The Speedy Trial Act is not simple. To start, the seventy-day "limit for trial begins to run from the latter of two days: when the defendant is indicted, or when the defendant is arraigned." United States v. Blackmon, 874 F.2d 378, 380 (6th Cir. 1989) (emphasis added); see also 18 U.S.C. § 3161(c)(1) ("[T]he trial of a defendant . . . shall commence within seventy days from the filing date . . . of the information or indictment, or from the date the defendant has appeared before . . . the court . . ., whichever date last occurs." (emphasis added)). The endpoint for the calculation is the date on which the defendant last moved to dismiss on Speedy Trial Act grounds. See United States v. Tinson, 23 F.3d 1010, 1012 (6th Cir. 1994) ("[A] motion for dismissal is effective only for periods of time which antedate the filing of the motion." (quoting United States v. Connor, 926 F.2d 81, 84 (1st Cir. 1991)) (internal quotation marks omitted)); United States v. Peterson, 411 F. App'x 857, 862 (6th Cir. 2011); United States v. Payton, 257 F. App'x 879, 881 (6th Cir. 2007).

But even once the clock starts, the seventy-day period "is subject to numerous exclusions." United States v. Smith, 510 F. App'x 390, 394 (6th Cir. 2013); see also 18 U.S.C. § 3161(h). Some exclusions are automatic. See Bloate v. United States, 559 U.S. 196, 203 (2010). For example, the seventy-day clock is tolled when a party files a pretrial motion and remains tolled while the Court awaits filings from either party on that issue. See 18 U.S.C. § 3161(h)(1)(D); see also United States v. Robertson, 260 F.3d 500, 503-04 (6th Cir. 2001); United States v. Jenkins, 92 F.3d 430, 438-39 (6th Cir. 1996); United States v. Moran, 998 F.2d 1368, 1371 (6th Cir. 1993). If the motion requires a hearing, then "the entire period between the filing of the motion and the conclusion of the hearing" is excludable. Henderson v. United States, 476 U.S. 321, 329 (1986); see also 18 U.S.C. § 3161(h)(1)(D). In either situation, once the Court has received all the papers it reasonably expects, the motion is taken "under advisement," and the seventy-day clock remains tolled for no more than thirty days following. See 18 U.S.C. § 3161(h)(1)(H); see also Robertson, 260 F.3d at 504; Jenkins, 92 F.3d at 439; United States v. Mentz, 840 F.2d 315, 327 (6th Cir. 1988).

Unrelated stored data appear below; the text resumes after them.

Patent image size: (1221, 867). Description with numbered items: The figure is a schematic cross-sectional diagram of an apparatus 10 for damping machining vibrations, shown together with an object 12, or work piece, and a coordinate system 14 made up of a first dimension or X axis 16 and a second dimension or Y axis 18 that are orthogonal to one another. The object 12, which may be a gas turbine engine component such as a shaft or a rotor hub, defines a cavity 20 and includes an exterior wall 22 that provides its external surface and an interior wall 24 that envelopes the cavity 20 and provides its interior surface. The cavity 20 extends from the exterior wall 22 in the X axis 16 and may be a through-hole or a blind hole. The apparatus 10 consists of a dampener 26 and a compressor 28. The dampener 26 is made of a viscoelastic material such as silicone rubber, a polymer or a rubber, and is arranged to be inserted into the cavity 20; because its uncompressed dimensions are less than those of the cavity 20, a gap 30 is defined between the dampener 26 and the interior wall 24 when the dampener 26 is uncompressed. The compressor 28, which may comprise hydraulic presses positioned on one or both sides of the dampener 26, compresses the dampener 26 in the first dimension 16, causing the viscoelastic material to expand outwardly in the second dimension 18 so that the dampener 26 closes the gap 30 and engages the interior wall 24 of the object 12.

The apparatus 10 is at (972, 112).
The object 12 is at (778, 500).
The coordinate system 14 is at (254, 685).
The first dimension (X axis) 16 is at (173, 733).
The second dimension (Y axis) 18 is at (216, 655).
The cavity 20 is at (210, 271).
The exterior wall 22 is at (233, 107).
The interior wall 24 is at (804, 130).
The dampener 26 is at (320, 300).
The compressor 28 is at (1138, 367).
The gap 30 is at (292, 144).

Others exclusions require the Court to make specific findings on the record. See Bloate, 559 U.S. at 203; see also 18 U.S.C. § 3161(h)(7). One such exclusion results from a continuance "granted by any judge on his own motion or at the request of the defendant or his counsel or at the request of the attorney for the Government." 18 U.S.C. § 3161(h)(7)(A). Such a continuance "must be based on a court's 'findings that the ends of justice served by taking such action outweigh the best interest of the public and the defendant in a speedy trial.'" United States v. Williams, 753 F.3d 626, 634 (6th Cir. 2014) (quoting 18 U.S.C. § 3161(h)(7)(A)).